Tuesday, November 24, 2009

Grannies

Thanksgiving Day minus two. Shopping at the local Trader Joe's is crowded, parking lot offering valet service. Holiday business looking brisk. Pushing the cart and then I hear a child calling "Grandma" and I catch myself tearing up. The little girl's clear voice, a bell on a freeway, cutting through the rumble. Something in me went limp and I had to pause for a moment and remember I had serious ginger cookie hunting on hand and look smart about it. Grabbed the last bag on the shelf, and ready to try out a new ginger cookie crust pumpkin tart recipe. When you can't have a granny at your holiday table, at least you can try a new dish- I try to comfort myself with this thought.

Later at the checkout, perhaps it was the same grandma and little girl, I don't know, but a melodious grandma's voice behind me was telling a little girl how everyone would think she was just the most precious and beautiful thing they had ever seen. I turned to look at them, the grandma in velvet sweats, short neat hair, nice makeup, slender and spry, the little girl about four years old, beaming, mesmerized by her grandma's words. My immediate thought: I want that grannie for my kids, even if they are approaching middle age. And, I wanted to start an agency, Rent-a-Gran and have her be the first one to sign up. Then, I thought of my own granny, the one who owned a sweetie shop in Glasgow and left me in charge at the age of seven while she went to the pub on the corner "for a wee while". Customers complained about the wrong change I gave them, she complained to my mother, my mother blamed the inferior English education system, and I was fired by my own grannie. I've never been the same since, of course. I could tell you all sorts of stories.
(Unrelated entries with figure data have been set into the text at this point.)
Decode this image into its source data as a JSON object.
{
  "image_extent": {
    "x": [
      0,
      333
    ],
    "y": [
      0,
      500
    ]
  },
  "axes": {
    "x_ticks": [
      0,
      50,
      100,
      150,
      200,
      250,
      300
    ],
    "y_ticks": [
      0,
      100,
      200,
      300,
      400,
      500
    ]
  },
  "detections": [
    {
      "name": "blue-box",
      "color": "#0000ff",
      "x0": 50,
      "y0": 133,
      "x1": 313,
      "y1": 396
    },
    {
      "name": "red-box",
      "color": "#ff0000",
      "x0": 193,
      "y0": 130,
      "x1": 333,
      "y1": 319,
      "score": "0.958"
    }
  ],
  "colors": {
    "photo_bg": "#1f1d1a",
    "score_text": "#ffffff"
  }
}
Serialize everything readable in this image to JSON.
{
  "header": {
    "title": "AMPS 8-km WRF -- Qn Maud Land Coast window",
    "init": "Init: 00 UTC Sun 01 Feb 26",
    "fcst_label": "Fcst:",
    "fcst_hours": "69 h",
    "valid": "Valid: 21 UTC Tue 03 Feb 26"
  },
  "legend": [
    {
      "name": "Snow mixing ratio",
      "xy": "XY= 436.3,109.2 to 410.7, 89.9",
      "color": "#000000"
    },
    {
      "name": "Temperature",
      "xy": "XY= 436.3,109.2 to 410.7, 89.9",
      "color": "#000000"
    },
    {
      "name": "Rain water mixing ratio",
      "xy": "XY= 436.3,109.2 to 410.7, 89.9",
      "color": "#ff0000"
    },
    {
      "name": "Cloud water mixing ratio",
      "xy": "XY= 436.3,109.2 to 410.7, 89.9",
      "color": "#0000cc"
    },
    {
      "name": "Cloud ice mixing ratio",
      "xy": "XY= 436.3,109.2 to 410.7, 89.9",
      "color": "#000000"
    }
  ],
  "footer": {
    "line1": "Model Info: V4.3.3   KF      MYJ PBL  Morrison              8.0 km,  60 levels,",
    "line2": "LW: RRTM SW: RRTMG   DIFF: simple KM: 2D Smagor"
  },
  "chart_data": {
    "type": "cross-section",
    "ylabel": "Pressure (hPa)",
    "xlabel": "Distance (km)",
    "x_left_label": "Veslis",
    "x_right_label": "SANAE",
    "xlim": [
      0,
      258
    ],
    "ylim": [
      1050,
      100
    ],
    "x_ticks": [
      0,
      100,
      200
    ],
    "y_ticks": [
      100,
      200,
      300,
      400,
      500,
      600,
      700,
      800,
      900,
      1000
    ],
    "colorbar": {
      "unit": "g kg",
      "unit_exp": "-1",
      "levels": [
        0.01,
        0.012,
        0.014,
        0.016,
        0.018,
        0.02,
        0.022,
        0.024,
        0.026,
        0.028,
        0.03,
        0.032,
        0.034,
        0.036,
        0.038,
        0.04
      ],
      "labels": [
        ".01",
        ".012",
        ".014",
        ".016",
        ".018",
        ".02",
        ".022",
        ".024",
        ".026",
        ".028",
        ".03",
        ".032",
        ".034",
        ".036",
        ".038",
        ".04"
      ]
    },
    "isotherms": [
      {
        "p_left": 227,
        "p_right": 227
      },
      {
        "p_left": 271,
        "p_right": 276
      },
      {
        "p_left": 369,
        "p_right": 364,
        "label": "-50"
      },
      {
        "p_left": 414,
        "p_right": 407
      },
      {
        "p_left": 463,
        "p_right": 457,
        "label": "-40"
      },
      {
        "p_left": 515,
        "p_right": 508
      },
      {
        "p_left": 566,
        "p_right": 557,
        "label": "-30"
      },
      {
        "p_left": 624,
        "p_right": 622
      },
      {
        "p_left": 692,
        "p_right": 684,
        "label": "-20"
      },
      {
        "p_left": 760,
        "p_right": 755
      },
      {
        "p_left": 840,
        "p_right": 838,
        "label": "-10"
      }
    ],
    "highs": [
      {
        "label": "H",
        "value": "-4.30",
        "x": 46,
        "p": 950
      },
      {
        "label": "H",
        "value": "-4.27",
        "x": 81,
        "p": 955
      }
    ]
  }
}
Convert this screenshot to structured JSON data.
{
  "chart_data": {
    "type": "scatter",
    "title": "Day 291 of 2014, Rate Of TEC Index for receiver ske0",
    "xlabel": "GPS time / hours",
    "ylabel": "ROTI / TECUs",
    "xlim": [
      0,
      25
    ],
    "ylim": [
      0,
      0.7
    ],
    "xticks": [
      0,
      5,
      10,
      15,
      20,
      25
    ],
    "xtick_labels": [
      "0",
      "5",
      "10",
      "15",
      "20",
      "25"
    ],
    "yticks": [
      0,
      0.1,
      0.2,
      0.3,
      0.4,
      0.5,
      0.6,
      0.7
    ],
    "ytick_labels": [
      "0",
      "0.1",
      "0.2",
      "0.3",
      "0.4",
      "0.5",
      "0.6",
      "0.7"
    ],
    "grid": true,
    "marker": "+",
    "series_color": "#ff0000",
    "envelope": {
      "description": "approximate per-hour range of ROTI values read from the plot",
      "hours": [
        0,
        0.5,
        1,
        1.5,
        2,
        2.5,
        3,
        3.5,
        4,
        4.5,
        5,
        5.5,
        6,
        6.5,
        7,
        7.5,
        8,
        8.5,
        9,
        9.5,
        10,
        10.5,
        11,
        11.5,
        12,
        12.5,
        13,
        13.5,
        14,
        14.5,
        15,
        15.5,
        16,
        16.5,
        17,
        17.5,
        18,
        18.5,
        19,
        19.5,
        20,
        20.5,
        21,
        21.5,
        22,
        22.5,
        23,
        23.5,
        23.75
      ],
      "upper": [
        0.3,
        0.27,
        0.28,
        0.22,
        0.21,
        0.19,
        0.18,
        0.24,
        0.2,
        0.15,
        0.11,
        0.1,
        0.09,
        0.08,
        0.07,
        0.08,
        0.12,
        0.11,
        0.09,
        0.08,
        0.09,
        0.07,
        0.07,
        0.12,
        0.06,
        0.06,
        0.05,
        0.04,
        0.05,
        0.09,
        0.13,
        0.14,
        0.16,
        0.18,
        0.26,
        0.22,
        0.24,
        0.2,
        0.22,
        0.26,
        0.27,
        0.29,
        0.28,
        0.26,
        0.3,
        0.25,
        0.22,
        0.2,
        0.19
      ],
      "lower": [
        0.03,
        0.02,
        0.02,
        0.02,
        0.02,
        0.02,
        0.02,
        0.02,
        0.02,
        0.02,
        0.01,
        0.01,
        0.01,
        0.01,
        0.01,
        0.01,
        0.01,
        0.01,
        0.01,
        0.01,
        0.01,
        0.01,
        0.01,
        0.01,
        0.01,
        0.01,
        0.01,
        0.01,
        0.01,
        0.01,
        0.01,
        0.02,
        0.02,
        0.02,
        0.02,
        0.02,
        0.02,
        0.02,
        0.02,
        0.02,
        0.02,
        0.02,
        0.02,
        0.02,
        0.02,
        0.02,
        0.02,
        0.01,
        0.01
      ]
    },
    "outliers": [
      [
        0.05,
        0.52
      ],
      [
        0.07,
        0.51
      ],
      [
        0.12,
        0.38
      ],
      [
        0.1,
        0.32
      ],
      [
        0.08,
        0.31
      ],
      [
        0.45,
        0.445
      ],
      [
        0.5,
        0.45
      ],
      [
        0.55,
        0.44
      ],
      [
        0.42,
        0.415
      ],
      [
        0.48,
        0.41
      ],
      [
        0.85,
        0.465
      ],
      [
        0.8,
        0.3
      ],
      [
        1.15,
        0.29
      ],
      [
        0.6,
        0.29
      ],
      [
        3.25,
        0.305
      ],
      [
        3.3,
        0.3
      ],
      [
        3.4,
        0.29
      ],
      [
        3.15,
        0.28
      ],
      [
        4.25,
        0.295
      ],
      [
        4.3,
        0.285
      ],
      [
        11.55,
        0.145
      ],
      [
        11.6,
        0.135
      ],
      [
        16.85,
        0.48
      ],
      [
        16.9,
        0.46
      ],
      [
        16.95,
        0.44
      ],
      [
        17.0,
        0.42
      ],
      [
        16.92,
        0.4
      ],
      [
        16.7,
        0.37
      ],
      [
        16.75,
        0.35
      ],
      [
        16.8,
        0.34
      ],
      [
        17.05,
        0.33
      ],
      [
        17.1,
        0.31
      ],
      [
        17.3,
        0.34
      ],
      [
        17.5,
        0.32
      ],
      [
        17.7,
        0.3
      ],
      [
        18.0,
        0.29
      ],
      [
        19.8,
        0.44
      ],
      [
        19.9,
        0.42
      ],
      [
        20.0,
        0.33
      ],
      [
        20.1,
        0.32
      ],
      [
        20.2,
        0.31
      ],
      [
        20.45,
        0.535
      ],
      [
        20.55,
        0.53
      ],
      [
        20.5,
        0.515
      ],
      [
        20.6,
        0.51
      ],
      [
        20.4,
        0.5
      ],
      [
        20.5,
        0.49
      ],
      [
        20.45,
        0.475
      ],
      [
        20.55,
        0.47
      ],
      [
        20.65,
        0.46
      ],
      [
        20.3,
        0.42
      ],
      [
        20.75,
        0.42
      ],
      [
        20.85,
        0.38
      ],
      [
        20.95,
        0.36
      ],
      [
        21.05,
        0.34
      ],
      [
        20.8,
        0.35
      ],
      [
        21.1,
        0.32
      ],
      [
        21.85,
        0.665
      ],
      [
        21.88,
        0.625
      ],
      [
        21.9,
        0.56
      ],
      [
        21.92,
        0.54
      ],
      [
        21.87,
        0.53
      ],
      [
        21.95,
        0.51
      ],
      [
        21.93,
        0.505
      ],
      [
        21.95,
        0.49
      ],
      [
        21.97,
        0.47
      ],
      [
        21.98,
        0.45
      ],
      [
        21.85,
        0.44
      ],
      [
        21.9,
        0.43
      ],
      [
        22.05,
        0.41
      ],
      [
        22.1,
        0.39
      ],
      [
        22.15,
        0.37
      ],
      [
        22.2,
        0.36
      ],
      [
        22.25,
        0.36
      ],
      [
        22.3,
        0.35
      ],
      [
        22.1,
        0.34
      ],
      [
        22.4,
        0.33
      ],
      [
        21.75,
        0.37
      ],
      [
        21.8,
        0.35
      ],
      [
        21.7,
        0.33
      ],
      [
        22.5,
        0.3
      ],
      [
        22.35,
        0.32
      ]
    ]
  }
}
But I'm grateful for the spine it gave me, in the end, because that's what I think happened. Steel magnolia and all that.

But still I began to yearn for a granny like the one in the line at T.J's, just for a few hours on the holidays, you know, to give the extra dimension to the family that seems to be missing, the gaping Granny Corner. I'm in line for Grannyship but nobody is doing much about it and it's not as if I can do an invitro job on my daughter when she's not looking or demand that my son settle for Miss Right Now. So I just have to enjoy the secretly snatched granny moments, as if I'm walking past a bakery and smelling a pie I can't eat because I'm allergic to the gluten in the flour, which actually does happen. I'm glad at least someone's enjoying what I can't have and now I have to buy a new lipstick for my very stiff upper lip. Happy Thanksgiving.